You have to take time to make things better. Do you have one of those jobs where you feel like you have more and more demands to the point you need to bring work home to keep up? Many times we take on a number of tasks at once and feel overwhelmed. About a year ago I put some thought into how I would make my work life more enjoyable so the workload was not so unbearable. I used some of the 5S techniques of sort, set in order, shine, standardize, and sustain. It helped but there was more work to be done. Things where organized and that helped but I still needed more. So what helped?

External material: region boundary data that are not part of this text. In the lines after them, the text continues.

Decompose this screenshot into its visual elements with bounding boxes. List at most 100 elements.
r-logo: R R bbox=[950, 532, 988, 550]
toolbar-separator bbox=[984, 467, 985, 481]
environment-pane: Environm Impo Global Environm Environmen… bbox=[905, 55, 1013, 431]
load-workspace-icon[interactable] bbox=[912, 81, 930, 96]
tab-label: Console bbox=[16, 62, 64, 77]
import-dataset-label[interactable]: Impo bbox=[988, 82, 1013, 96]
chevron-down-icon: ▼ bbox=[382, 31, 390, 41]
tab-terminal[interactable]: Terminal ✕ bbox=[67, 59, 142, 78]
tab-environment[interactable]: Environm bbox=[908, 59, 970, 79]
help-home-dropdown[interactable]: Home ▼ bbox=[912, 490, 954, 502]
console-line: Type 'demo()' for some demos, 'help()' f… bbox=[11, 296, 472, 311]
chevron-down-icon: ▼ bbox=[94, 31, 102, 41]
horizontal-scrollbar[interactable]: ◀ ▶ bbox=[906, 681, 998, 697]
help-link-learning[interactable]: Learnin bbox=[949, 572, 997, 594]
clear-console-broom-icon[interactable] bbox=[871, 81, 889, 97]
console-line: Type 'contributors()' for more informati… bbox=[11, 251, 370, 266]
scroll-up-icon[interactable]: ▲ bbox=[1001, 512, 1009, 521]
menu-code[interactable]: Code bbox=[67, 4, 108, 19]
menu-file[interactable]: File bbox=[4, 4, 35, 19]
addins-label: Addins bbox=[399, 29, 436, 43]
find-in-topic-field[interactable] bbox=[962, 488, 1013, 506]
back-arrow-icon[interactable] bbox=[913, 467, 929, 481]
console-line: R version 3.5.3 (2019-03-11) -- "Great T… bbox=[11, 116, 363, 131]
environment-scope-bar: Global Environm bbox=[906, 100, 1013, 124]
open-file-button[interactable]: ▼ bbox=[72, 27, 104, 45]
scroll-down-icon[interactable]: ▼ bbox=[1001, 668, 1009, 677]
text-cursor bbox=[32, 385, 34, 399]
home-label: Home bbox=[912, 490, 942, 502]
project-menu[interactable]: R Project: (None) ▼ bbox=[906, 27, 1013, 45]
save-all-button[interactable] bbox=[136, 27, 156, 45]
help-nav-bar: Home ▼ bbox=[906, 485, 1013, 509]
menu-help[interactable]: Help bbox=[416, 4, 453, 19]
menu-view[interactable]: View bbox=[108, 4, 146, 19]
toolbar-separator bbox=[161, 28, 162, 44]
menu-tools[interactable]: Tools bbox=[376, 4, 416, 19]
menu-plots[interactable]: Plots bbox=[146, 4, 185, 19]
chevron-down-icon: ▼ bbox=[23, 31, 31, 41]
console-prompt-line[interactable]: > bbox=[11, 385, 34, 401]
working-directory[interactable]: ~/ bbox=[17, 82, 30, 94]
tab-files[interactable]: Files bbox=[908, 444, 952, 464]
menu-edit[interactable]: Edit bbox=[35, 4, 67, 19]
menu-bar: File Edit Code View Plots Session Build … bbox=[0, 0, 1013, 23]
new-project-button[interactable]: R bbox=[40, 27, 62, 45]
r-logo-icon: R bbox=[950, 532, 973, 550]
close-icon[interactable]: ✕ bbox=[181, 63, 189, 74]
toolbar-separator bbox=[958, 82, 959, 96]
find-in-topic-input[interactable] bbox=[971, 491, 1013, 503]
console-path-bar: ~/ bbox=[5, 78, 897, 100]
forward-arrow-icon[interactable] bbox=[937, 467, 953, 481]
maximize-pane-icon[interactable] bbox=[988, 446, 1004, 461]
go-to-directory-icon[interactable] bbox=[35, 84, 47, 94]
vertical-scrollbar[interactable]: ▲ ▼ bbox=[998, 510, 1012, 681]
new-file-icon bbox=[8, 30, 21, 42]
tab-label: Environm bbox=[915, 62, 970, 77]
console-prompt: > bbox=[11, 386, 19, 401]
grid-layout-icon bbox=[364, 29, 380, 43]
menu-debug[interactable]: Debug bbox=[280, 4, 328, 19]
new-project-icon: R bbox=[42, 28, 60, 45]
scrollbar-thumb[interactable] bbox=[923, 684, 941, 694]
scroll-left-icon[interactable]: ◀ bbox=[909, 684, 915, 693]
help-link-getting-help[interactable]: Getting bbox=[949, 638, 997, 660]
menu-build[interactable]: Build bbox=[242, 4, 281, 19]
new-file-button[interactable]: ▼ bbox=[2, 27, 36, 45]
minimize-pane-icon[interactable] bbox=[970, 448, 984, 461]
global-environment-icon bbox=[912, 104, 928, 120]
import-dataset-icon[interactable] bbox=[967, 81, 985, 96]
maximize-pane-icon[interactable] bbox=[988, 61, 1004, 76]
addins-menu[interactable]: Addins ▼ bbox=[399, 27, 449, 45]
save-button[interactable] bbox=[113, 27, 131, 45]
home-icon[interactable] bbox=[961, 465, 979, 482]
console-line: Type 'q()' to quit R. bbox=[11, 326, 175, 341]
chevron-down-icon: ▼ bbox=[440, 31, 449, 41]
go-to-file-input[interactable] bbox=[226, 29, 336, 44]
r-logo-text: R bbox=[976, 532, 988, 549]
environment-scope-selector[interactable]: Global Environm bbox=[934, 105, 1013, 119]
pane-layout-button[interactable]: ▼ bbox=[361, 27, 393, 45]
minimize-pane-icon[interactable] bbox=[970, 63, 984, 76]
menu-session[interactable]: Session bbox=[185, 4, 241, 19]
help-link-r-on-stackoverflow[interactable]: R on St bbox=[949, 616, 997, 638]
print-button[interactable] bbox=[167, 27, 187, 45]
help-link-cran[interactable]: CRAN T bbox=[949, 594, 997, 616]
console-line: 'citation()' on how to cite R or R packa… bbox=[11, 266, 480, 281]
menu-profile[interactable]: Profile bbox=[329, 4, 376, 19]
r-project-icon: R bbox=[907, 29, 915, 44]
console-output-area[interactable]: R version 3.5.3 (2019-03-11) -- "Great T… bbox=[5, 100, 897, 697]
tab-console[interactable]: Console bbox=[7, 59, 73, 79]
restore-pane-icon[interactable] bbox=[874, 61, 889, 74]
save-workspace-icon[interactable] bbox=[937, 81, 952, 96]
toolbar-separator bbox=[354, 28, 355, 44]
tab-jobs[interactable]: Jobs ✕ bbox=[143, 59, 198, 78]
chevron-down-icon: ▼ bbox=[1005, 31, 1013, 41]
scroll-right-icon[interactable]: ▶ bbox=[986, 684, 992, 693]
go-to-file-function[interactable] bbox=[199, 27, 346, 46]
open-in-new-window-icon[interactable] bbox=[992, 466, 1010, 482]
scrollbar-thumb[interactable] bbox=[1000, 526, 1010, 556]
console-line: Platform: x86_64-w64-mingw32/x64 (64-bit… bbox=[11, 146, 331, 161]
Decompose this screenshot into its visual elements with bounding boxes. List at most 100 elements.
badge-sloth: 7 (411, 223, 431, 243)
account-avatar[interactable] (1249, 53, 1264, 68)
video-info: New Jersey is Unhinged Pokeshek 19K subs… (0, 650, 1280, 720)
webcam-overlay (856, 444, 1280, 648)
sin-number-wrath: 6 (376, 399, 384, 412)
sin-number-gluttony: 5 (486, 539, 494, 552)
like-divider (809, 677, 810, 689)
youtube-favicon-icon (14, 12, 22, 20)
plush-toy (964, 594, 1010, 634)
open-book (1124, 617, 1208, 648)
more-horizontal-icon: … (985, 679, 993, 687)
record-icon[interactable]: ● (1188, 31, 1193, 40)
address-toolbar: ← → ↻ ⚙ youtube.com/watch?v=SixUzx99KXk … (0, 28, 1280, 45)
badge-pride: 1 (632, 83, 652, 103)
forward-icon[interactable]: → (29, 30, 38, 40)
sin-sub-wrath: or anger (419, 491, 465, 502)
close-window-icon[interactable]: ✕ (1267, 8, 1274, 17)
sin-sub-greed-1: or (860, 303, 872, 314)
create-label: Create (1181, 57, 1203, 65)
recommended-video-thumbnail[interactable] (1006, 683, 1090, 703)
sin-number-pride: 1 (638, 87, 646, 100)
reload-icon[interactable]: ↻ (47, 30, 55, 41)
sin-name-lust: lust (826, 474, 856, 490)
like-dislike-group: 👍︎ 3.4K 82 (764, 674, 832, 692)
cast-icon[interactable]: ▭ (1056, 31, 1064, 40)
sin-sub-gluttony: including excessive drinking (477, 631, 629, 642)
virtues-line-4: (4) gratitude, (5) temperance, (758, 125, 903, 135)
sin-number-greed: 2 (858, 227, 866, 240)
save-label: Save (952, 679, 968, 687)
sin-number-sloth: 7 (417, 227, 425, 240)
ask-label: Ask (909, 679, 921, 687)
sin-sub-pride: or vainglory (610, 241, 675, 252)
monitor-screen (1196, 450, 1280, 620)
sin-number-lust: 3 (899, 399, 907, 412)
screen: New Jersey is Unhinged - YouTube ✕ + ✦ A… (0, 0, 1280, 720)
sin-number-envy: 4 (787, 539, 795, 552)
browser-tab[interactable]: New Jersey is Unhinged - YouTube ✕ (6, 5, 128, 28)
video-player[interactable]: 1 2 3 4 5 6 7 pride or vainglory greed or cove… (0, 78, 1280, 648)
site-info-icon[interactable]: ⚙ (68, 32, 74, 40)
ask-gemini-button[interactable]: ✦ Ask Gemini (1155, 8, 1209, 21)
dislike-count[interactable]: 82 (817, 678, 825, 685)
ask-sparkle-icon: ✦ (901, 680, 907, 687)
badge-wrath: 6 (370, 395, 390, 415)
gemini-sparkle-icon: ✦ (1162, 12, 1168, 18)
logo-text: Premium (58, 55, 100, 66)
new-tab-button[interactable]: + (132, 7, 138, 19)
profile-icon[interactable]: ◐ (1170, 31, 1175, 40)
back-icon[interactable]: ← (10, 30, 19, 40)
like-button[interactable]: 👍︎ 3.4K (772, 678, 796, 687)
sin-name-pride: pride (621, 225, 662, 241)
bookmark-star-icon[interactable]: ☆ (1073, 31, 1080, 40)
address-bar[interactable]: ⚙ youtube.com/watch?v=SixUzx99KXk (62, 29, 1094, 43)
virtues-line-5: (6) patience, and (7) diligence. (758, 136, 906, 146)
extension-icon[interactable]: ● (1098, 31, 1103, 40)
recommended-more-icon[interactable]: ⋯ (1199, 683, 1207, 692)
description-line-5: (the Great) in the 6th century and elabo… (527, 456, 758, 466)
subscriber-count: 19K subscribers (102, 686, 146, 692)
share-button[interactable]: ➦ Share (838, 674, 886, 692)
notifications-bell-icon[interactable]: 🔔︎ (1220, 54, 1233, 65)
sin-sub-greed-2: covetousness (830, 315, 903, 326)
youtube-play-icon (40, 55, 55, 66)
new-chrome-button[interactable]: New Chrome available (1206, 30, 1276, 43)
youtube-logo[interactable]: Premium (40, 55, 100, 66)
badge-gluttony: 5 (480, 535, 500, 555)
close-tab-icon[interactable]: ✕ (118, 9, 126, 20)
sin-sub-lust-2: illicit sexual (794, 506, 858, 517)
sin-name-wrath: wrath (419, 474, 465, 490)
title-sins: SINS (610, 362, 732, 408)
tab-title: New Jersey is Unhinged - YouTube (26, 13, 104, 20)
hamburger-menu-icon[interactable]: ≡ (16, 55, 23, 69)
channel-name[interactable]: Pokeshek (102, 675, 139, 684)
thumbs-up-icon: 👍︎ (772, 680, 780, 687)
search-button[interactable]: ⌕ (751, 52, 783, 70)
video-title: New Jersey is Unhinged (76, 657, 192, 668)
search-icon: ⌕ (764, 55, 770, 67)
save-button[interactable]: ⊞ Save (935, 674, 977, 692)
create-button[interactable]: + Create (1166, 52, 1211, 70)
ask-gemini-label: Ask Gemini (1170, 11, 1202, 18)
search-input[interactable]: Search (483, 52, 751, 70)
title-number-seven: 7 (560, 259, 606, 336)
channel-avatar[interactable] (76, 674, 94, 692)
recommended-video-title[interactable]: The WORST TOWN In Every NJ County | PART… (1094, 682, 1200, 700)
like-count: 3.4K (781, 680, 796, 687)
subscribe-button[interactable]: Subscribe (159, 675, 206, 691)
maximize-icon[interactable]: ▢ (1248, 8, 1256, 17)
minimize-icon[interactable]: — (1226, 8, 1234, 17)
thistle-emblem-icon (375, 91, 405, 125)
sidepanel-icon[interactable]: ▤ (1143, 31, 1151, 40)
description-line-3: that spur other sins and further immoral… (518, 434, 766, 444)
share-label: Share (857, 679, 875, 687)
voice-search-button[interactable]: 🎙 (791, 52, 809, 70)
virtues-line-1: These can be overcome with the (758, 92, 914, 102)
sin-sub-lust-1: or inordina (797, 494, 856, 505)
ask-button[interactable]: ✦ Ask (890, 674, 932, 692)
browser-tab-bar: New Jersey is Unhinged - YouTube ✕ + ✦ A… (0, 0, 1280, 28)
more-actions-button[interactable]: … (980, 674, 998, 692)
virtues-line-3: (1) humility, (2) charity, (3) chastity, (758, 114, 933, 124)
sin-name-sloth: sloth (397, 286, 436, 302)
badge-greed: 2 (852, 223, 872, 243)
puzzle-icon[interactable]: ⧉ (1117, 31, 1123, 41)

I started taking 10 minutes a day to do anything I thought would make myself more efficient. Like printing out the next day’s meeting materials, making a list of things I didn’t want to forget and organizing any supplies I needed for tomorrows meetings. The important thing is I was taking out time for myself to make things better. In essence it was advanced planning and it had a cascading effect when I did it every day the effects where magnified. Each day I found myself working on something different than the day before to make myself even better or add quality to work such as writing thank you cards, or adding additional touches to make work life better for everyone.
Make a quick list or edit your calendar the day before so you know what’s on the books and can build a mental strategy.
Go digital – I had a file cabinet 5 feet tall, 24 inched deep, and 48 inches wide. Why? I felt in customer interactions I would need them again because many were tied to projects and activities I had done over the last 3 to 4 years. I started scanning in the documents that had signatures or drawn diagrams etc. and shredding the remainder. In this day and age everything should be digital and backed up to another source if you are worried about loss. The benefits of getting rid of the paper where many. I gained about 8 square feet of office space, I gained efficiency because if a client, colleague, or I needed a paper I had to find it, I was helping the environment by no longer printing so many materials.
Another efficiency maker was email. I had rules, I had auto delete, and I got rid of junk mail but the email box became a 08:00 to 4:30 job. Why? Because we let it, society has become email driven in the workplace and we make a job out of drafting emails and making attachments. It’s a common work language. You have to take charge of it and I used a tip from Tim Ferris, Author of the Four Hour Work Week. I checked just the ones I needed info from to start the day then I dispositioned email at 12:00 and 3:30. I no longer spent all day at my email box. I went out and got the things done that needed to be done and were probably going to wind up in my email box anyway. Half of the time I had already done something someone had emailed about.
For me taking 10 minutes a day, going digital, using 5S and managing email instead of it managing me turned out to make great improvements in my work life, I hope it helps you too.